Thein Sein Cements China Ties Before US Trip
By Nyein Nyein 14 September 2012
Burmese President Thein Sein’s plan to travel this month to the world’s two most powerful countries—the United States and China—makes a deliberate statement, say observers.
Thein Sein will first fly to Beijing before embarking on a separate trip to the US to attend a meeting of the United Nations General Assembly in New York during the last week of September.
Speaking to The Irrawaddy on Friday, Zaw Htay, the director-general of the President’s Office, said they will be “holding a meeting and that the dates are not yet set for the trips.” Nevertheless, the weekly 7Days News Journal reported that Thein Sein will travel to China next week.
Chan Tun, a prominent politician and retired ambassador to Canada, China and North Korea in the 1970s, said, “the move is needed to show to China that Burma still sustains the bilateral relationship with its neighbor although the president has strengthened diplomatic ties with the USA.”
“It is a welcoming move,” added the 91-year-old. “As Burma is now building relationships with two powerful countries, we have to try to build good relationships with both countries.”
Ahead of Thein Sein’s visit to China, Beijing’s top legislator Wu Bangguo is visiting Burma as part of a four-nation tour.
Wu, the chairman of the Standing Committee of China’s National People’s Congress (NPC), met with both Burmese parliamentary house speakers on Thursday and discussed ongoing collaborating on energy projects.

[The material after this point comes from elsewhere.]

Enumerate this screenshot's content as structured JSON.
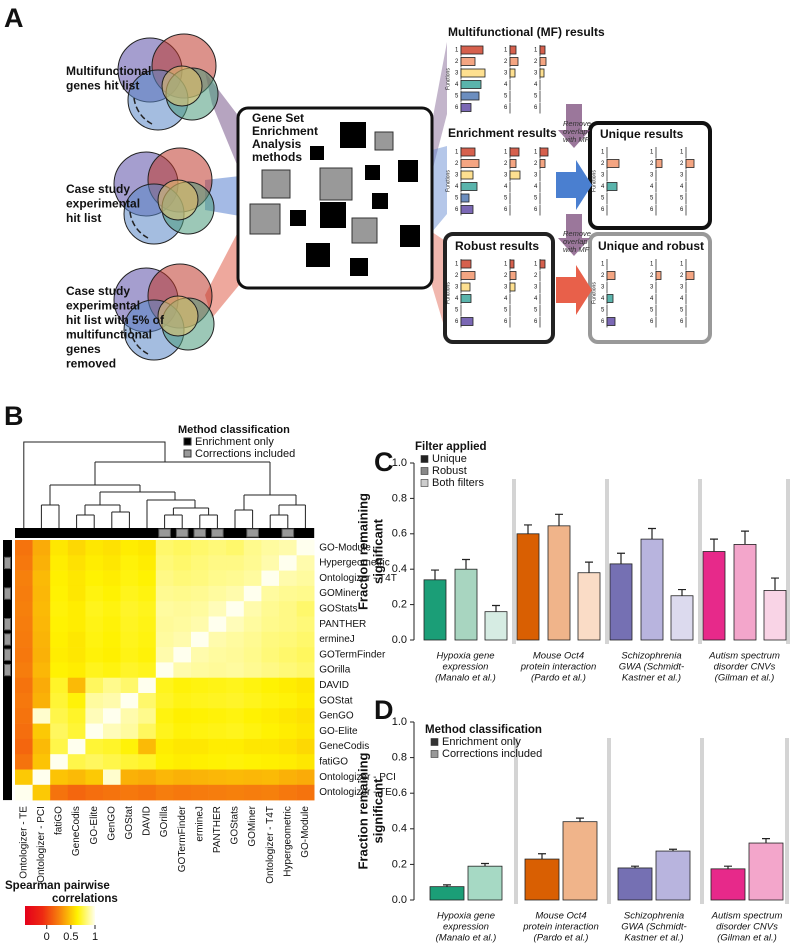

During his discussion with the Lower House Speaker Shwe Mann, Wu suggested a “closer China-Burma relationship,” and called for “smooth advancement of large energy projects” between the two countries as well as joint efforts for stability in border regions, reported Chinese state-run news agency Xinhua.
Shwe Mann also promised to keep working on the China-Burma oil and natural gas pipeline project, pay attention to Mekong regional development, enhance the rule of law, and build a prolonged relationship with its powerful neighbor, according to Burmese state-run newspaper The New Light of Myanmar.
Aung Kyaw Zaw, a political analyst based at the Sino-Burmese border for almost three decades, said the president’s trip could be used to discuss problematic energy projects which the previous military regime signed with China.
China reportedly invited Thein Sein for a visit several months ago in order to discuss joint ventures before its leadership transition in coming months, said Aung Kyaw Zaw.
He added that China wishes to communicate with opposition leader Aung San Suu Kyi, who will be traveling to the US herself on Sunday, but they do not want to meet her until after Thein Sein’s visit.
On the agenda for talks is the Chinese-backed Myitsone hydropower dam project in war-torn Kachin State which was suspended indefinitely by the Burmese president a year ago—prompting angry remonstrations from Beijing.
Also on the agenda will be Chinese concern over future joint projects, Burma’s current foreign policy and finding a solution to border security. Due to fighting in northern Kachin State, China has been affected economically as a major trade zone has had to close, added Aung Kyaw Zaw.
China has many ongoing investments in Burma including the controversial Letpadaung mountain range copper mine, near Monywa in Sagaing Region, which is co-owned by the Chinese Wan Bao Mining Company.
Farmer and activists have been protesting over the past two months due to environmental destruction to the region and nearby Chindwin River, one of the four main rivers in Burma, as well as land confiscations, arbitrary detentions and forced relocations. However, the Burmese authorities have backed the company so far.
This will be Thein Sein’s second trip to China since he took office in March last year. His first visit was in May 2011.